The next day I was on my typical afternoon walk on a typical afternoon. Having forgotten the events of the day before I passed in front of the plate glass window. But this time, I happened to see the woman’s face before crossing directly in front of it. My legs slow slightly but I’m not stopping so I ready my mind for what I like to call the “Polaroid moment”. That moment where you want to remember as many details as possible. I walk in front of her and I notice that as my reflection crosses in front of her I momentarily see more of her. She is wearing a purple and black sweater. Her curly hair frames a face that has fine lines but looks kind and thoughtful. On the counter in front of her is a mug cupped in her hands. She was that same look in her eyes. A look of being lost in thought. And in a moment her face is replaced with the stone wall. Only this time, I remember her.

The next day I was on my typical afternoon walk on a typical afternoon. Except that it was quite atypical. I was hoping to see the woman in the window again. To gaze upon her face. I did t know why I was anticipating it. I come up to the café and my eyes slide along the plate glass. The half reflection of me and my surroundings is unbroken. The stone wall slides past. She was not there. I never saw her again.

To this day that brief encounter replays in my mind. What was she looking at? What was she thinking? Who was she? I made up dozens of stories over time. From the banal to the fantastic to the sorrowful. She was a worker in the city and was grabbing a coffee with a friend. She was waiting for a long lost love to magically reappear.

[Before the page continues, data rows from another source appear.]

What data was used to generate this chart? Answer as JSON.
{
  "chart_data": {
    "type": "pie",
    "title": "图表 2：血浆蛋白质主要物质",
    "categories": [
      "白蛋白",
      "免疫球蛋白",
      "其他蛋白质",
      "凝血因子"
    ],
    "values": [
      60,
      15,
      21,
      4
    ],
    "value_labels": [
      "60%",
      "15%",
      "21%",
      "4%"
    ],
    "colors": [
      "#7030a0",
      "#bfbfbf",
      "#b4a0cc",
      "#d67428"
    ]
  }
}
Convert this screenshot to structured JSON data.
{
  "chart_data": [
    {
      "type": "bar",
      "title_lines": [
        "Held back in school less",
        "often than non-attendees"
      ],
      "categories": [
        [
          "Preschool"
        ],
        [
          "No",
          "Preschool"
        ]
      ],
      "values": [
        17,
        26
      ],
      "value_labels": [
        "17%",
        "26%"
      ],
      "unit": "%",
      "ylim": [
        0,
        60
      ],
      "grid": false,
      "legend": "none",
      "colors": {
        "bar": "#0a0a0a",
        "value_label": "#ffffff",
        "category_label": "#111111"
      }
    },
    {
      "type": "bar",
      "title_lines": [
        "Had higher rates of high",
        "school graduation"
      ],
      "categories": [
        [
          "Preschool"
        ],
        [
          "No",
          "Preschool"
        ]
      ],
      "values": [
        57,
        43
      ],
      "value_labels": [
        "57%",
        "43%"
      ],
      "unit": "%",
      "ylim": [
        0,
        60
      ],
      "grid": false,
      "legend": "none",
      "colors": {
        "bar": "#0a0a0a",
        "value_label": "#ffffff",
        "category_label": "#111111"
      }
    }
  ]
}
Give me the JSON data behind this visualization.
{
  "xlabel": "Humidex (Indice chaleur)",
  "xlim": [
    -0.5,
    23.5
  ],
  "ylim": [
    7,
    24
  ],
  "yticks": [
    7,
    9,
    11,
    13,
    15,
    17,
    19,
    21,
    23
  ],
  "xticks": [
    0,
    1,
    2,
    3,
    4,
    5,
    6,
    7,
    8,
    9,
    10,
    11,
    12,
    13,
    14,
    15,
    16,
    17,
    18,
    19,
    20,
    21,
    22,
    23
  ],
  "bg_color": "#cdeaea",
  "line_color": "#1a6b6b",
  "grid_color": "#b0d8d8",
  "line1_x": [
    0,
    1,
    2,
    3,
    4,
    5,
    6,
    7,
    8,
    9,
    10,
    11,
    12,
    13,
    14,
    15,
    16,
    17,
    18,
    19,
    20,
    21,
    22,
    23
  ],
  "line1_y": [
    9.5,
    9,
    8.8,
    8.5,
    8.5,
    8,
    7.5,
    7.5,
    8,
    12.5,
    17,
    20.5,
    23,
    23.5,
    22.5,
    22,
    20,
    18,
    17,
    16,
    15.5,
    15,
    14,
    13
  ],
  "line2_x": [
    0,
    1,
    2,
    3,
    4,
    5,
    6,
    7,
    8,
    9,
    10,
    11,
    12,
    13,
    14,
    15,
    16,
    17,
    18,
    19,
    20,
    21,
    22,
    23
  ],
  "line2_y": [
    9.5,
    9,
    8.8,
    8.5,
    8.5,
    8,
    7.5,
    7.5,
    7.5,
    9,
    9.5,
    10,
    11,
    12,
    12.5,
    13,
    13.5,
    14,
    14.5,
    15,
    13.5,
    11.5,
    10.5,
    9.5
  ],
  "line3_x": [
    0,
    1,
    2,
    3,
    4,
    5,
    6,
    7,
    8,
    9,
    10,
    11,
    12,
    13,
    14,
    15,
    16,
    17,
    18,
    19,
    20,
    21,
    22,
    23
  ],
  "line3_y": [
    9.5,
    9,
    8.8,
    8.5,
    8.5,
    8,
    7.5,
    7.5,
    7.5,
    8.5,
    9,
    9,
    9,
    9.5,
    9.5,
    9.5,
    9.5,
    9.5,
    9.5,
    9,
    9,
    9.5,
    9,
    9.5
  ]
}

Or she was reflecting on a life that hadn’t gone the way she planned nor wanted.

I still think of that day and occasionally make up the odd story about her life. But I also remember what those two encounters taught me. We only see what someone is on the outside. What our eyes tell us about their physical characteristics or actions or clothes. Like the windows I walk by in my typical walks, they are half-truths. Only showing the shell of us. There’s so much more to all of us.